Будь он проклят, подумал Лукас, если позволит себя провожать. Но выпить выпил для бодрости перед дорогой в одиночестве. Граппа была отличная, мягкая для такого крепкого напитка, небо и земля по сравнению с той дрянью, которую ему доводилось пить. Все-таки Лестрейд понимал толк в таких вещах.
— Знаете, — сказал Лестрейд, когда они стояли на ступеньках крыльца, вдыхая пряный ночной воздух, — ваши друзья, еврейские суфии, что-то замышляют вместе с Отисом и Дарлеттой из Галилейского Дома. Я видел там по крайней мере одного из них.
— Правда? — удивился Лукас. — Интересно, что именно? Он не знал, верить ли Лестрейду. И решил порасспросить Сонию.
— Просто предупреждение вам, — сказал Лестрейд. — Жест доброй воли.
— Благодарю. В следующий раз вы должны будете побольше рассказать о Храме.
Лестрейд похлопал себя по высокому лбу:
— Обязательно. Могу я проводить вас до ворот?
— Спасибо, нет, — ответил Лукас.
Они распрощались, и Лукас зашагал по длинной, мощенной булыжником улице. Единственная голая лампочка освещала верх каменной стены, утыканной острыми глиняными черепками. Там, куда не достигал ее свет, царила средневековая тьма, в которой он едва различал контуры домов. Из черноты арок несло мочой и опасностью. Из одной донесся приглушенный нездоровый смех и запах гашиша. Небо было так же черно, как улицы.
Лукас шагал, дрожа от ярости и стиснув зубы. Хотя он многие годы писал о войне и беспорядках, он чувствовал себя неуютно, когда сам попадал в конфликтную ситуацию. Злость не его стихия.
Он испытал некоторое облегчение, дойдя до галерей улицы Эль-Вад, которые освещались редкими тусклыми лампами. Посмотрев на север, он увидел, что до самых Дамасских ворот в домах квартала сквозь ставни пробивается свет.
Ступив на узкую улочку, ведущую к Хан-аль-Зейт, он заметил лавку, торгующую соком, куда заходил несколько недель назад и где хозяину помогал его молодой заторможенный сын. Металлические ставни лавки были опущены, улица пустынна, и конец ее тонул в темноте. Из тени впереди вышли двое. Сердце Лукаса учащенно забилось. Чувство опасности затруднило шаг. Что-то в этом месте и этих людях предвещало скверный оборот.
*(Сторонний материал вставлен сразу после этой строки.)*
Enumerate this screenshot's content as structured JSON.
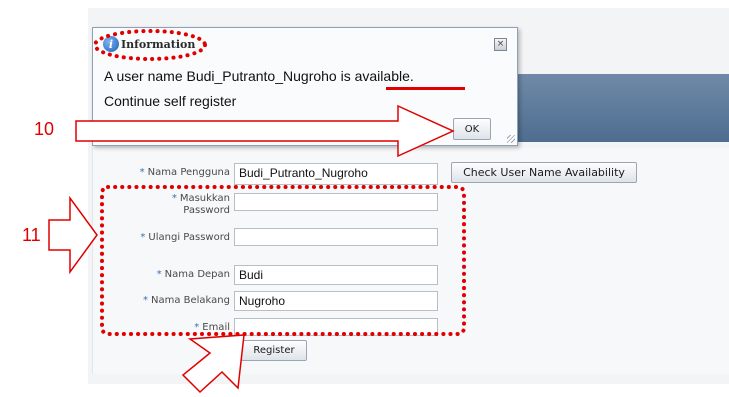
{
  "dialog": {
    "title": "Information",
    "message_prefix": "A user name Budi_Putranto_Nugroho is ",
    "message_highlight": "available.",
    "message_line2": "Continue self register",
    "ok_label": "OK",
    "close_glyph": "×",
    "info_glyph": "i"
  },
  "form": {
    "username": {
      "label": "Nama Pengguna",
      "value": "Budi_Putranto_Nugroho"
    },
    "check_button_label": "Check User Name Availability",
    "password": {
      "label_line1": "Masukkan",
      "label_line2": "Password",
      "value": ""
    },
    "confirm_password": {
      "label": "Ulangi Password",
      "value": ""
    },
    "first_name": {
      "label": "Nama Depan",
      "value": "Budi"
    },
    "last_name": {
      "label": "Nama Belakang",
      "value": "Nugroho"
    },
    "email": {
      "label": "Email",
      "value": ""
    },
    "register_label": "Register",
    "required_marker": "*"
  },
  "annotations": {
    "step_10": "10",
    "step_11": "11",
    "color": "#e00000"
  },
  "icons": [
    "info-icon",
    "close-icon",
    "resize-grip-icon",
    "annotation-arrow-right",
    "annotation-arrow-up"
  ]
}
Тем не менее он продолжал тяжело шагать, следя за ними небрежно-равнодушным взглядом, которому научился, несколько раз попав в напряженную ситуацию, — взглядом, одновременно выражающим уверенность и избегающим зрительного контакта. Конечно, в темноте он не видел их глаз. Но отметил, что это были палестинцы, что один был в костюме, другой в рубашке без пиджака. Они прошли мимо, и на минуту он вздохнул с облегчением: пронесло. Неожиданно он услышал шаги позади. Рано он успокоился.
— Сэ-эр, — прозвучал фальшивый, вкрадчивый голос с угрозой, смягченной сарказмом.
Лукас решил не оборачиваться.
— Добро пожаловать, сэр! — раздалось за спиной.
На сей раз он остановился и повернулся к преследователям. Это был тот, что в рубашке. Лукас чувствовал, что они уже встречались раньше, но не был уверен из-за темноты. Второй человек стоял подальше, у входа в аркаду.
— Привет, — сказал Лукас.
— Привет, сэр, — ответил палестинец. — Добро пожаловать в наш квартал.
Лукас скорее представлял, чем видел его наглую улыбку. Протянул в ответ руку, и большой и указательный пальцы незнакомца легко обхватили его запястье.